Frontini: Die Quotenregelung verstehe ich nicht: Wenn ein Präparat gleichwertig, aber preiswerter ist, dann ist jede Quote falsch. Dann gibt es keinen Grund, Neueinstellungen mit einem anderen Präparat zu machen. In einer idealen Welt würde ich ab morgen alle neuen Patienten auf Biosimilars einstellen und versuchen, Patienten mit Dauertherapien davon zu überzeugen, dass ein Switch nicht gefährlich ist. Ich würde aber keinen Wechsel vornehmen, wenn bei den Patienten ein innerer Widerstand da ist.

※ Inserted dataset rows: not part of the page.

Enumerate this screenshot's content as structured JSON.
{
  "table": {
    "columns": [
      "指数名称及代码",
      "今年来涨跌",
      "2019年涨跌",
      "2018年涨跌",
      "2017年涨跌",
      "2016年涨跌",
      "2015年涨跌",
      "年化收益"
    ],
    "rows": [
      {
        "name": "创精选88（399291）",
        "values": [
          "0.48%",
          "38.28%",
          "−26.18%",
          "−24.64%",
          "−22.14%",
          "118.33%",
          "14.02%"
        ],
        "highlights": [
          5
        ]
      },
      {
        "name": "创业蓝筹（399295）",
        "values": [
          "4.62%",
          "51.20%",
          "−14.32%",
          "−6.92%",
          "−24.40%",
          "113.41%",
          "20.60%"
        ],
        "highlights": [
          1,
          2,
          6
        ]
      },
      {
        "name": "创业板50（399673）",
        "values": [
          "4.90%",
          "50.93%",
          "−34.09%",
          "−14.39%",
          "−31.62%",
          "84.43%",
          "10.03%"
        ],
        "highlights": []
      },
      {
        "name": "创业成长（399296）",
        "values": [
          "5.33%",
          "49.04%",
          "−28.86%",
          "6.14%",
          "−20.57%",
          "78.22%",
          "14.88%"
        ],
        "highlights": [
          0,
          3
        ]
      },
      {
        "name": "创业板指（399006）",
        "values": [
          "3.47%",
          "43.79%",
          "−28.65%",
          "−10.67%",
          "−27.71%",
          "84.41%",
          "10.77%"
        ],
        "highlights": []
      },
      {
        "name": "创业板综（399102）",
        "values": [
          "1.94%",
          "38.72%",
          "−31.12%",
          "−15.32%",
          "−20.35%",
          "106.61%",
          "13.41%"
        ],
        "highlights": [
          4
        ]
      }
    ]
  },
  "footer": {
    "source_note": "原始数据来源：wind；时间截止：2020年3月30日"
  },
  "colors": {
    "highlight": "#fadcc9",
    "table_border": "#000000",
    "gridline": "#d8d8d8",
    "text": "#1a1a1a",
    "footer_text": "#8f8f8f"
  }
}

? Bisher sind Biosimilars für acht Referenzprodukte und ein relativ eingeschränktes Indikationsspektrum verfügbar. Wie wird das in zehn Jahren aussehen?
Frontini: Ich denke, es wird ähnlich sein wie heute mit den Generika; die sind in den 1980er-Jahren auch verteufelt worden. In zehn Jahren werden wir aus wirtschaftlichen Gründen einen Markt haben, der vor allem aus Biosimilars besteht. Daran kommen wir nicht vorbei. Das System hat begrenzte Ressourcen und wir müssen den Umgang damit optimieren, wenn wir allen Patienten helfen wollen.
Das Interview führte Dr. Beate Schumacher.